The cross-disciplinary nature of a project that involves young engineers from Siemens working alongside Walk the Plank’s creative technologists, artists and sustainability experts, in partnership with National Parks

UK, the National Association of AONBs and the University of Salford, is both challenging and exciting. Challenging because the new technology to control the lighting was developed in a very tight timescale; exciting because we are succeeding in building ‘nature connectedness’ in thousands of people. People who had never set foot in a National Park or AONB in their lives – but who have been made to feel welcome, who have discovered the health and wellbeing benefits of time spent in nature, and who are making plans to spend more time outdoors, with friends or family.

Professor Miles Richardson’s research identifies a correlation between a lack of ‘nature connectedness’ and a lack of biodiversity, placing the UK as bottom in a survey of 14 European countries in both metrics. He also identifies Senses, Emotion, Beauty, Meaning and Compassion as levers that might make change happen. Green Space Dark Skies offers people experiences that involve all of those levers.

Green Space Dark Skies, Scafell Pike – an extinct volcano brought back to life Photo credit: David Bewick

Here’s what some of our participants said:

‘I had an amazing time. I went on my own, met several people and had fun with the lights in such a beautiful location. A great experience.’

‘A stunning, life-affirming experience.’
‘Quite an emotional experience – thank you.’

‘Amazing. It was such a lovely thing to have been able to participate in.’

‘Mind blown at the #GreenSpaceDarkSkies event on Mynydd Parys last night…felt really privileged to be part of a mass gathering celebrating nature in natural landscapes. Proper magic.’

Musicians gathered with lights on the Giants Causeway for Green Space Dark Skies in Northern Ireland Photo credit: Brian Morrison

The legacy of Green Space Dark Skies will become clear over the next five years as the benefits of projects of this scale – requiring new ways of working and focused on interventions that bring new partners into sometimes uncomfortable proximity – are rarely visible immediately.

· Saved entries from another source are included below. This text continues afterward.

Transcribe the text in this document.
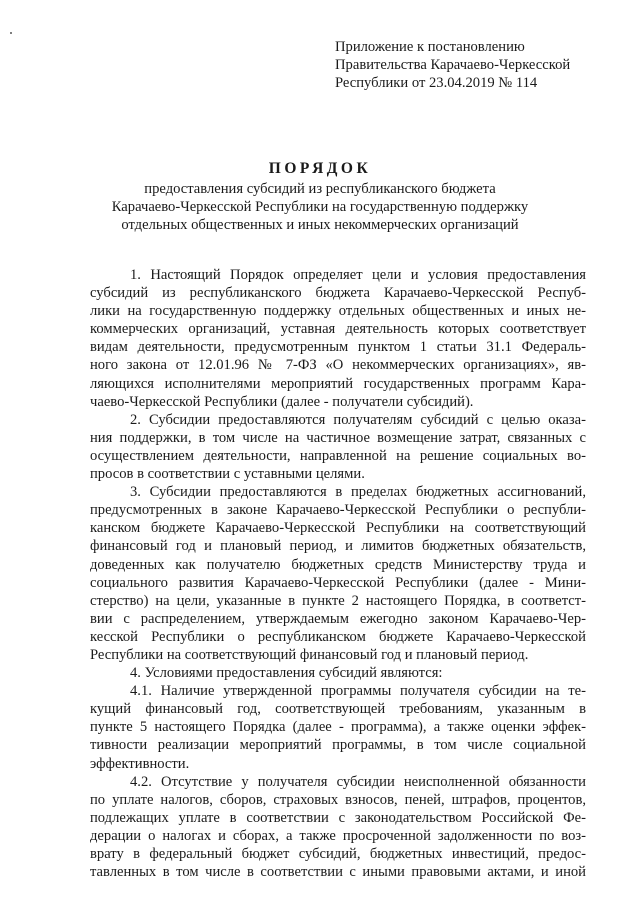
Приложение к постановлению
Правительства Карачаево-Черкесской
Республики от 23.04.2019 № 114
ПОРЯДОК
предоставления субсидий из республиканского бюджета
Карачаево-Черкесской Республики на государственную поддержку
отдельных общественных и иных некоммерческих организаций
1. Настоящий Порядок определяет цели и условия предоставления
субсидий из республиканского бюджета Карачаево-Черкесской Респуб-
лики на государственную поддержку отдельных общественных и иных не-
коммерческих организаций, уставная деятельность которых соответствует
видам деятельности, предусмотренным пунктом 1 статьи 31.1 Федераль-
ного закона от 12.01.96 № 7-ФЗ «О некоммерческих организациях», яв-
ляющихся исполнителями мероприятий государственных программ Кара-
чаево-Черкесской Республики (далее - получатели субсидий).
2. Субсидии предоставляются получателям субсидий с целью оказа-
ния поддержки, в том числе на частичное возмещение затрат, связанных с
осуществлением деятельности, направленной на решение социальных во-
просов в соответствии с уставными целями.
3. Субсидии предоставляются в пределах бюджетных ассигнований,
предусмотренных в законе Карачаево-Черкесской Республики о республи-
канском бюджете Карачаево-Черкесской Республики на соответствующий
финансовый год и плановый период, и лимитов бюджетных обязательств,
доведенных как получателю бюджетных средств Министерству труда и
социального развития Карачаево-Черкесской Республики (далее - Мини-
стерство) на цели, указанные в пункте 2 настоящего Порядка, в соответст-
вии с распределением, утверждаемым ежегодно законом Карачаево-Чер-
кесской Республики о республиканском бюджете Карачаево-Черкесской
Республики на соответствующий финансовый год и плановый период.
4. Условиями предоставления субсидий являются:
4.1. Наличие утвержденной программы получателя субсидии на те-
кущий финансовый год, соответствующей требованиям, указанным в
пункте 5 настоящего Порядка (далее - программа), а также оценки эффек-
тивности реализации мероприятий программы, в том числе социальной
эффективности.
4.2. Отсутствие у получателя субсидии неисполненной обязанности
по уплате налогов, сборов, страховых взносов, пеней, штрафов, процентов,
подлежащих уплате в соответствии с законодательством Российской Фе-
дерации о налогах и сборах, а также просроченной задолженности по воз-
врату в федеральный бюджет субсидий, бюджетных инвестиций, предос-
тавленных в том числе в соответствии с иными правовыми актами, и иной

But we can already see that the mycelium of artists, scientists and environmentalists interested in interdisciplinary work has been strengthened by the project as it has reached into corners of Wales, Scotland, Northern Ireland and England. We look forward to working with National Parks and other guardians of land to build more meaningful dialogue between people and place, nationally and internationally.

More than one hundered musicians gathered for Green Space Dark Skies at the Giant’s Causeway, Northern Ireland Phot credit: Brian Morrison
People are pictured in a circle on Three Cliffs Bay in Gower, Swansea as they take part in Green Space Dark Skies event which are being held in National Parks and Areas of Outstanding Natural Beauty across the UK until September. Using low impact lights held by voluteers to create a light show, the project aims to celebrate nature, our responsibility to protect it and everyone’s right to explore the countryside.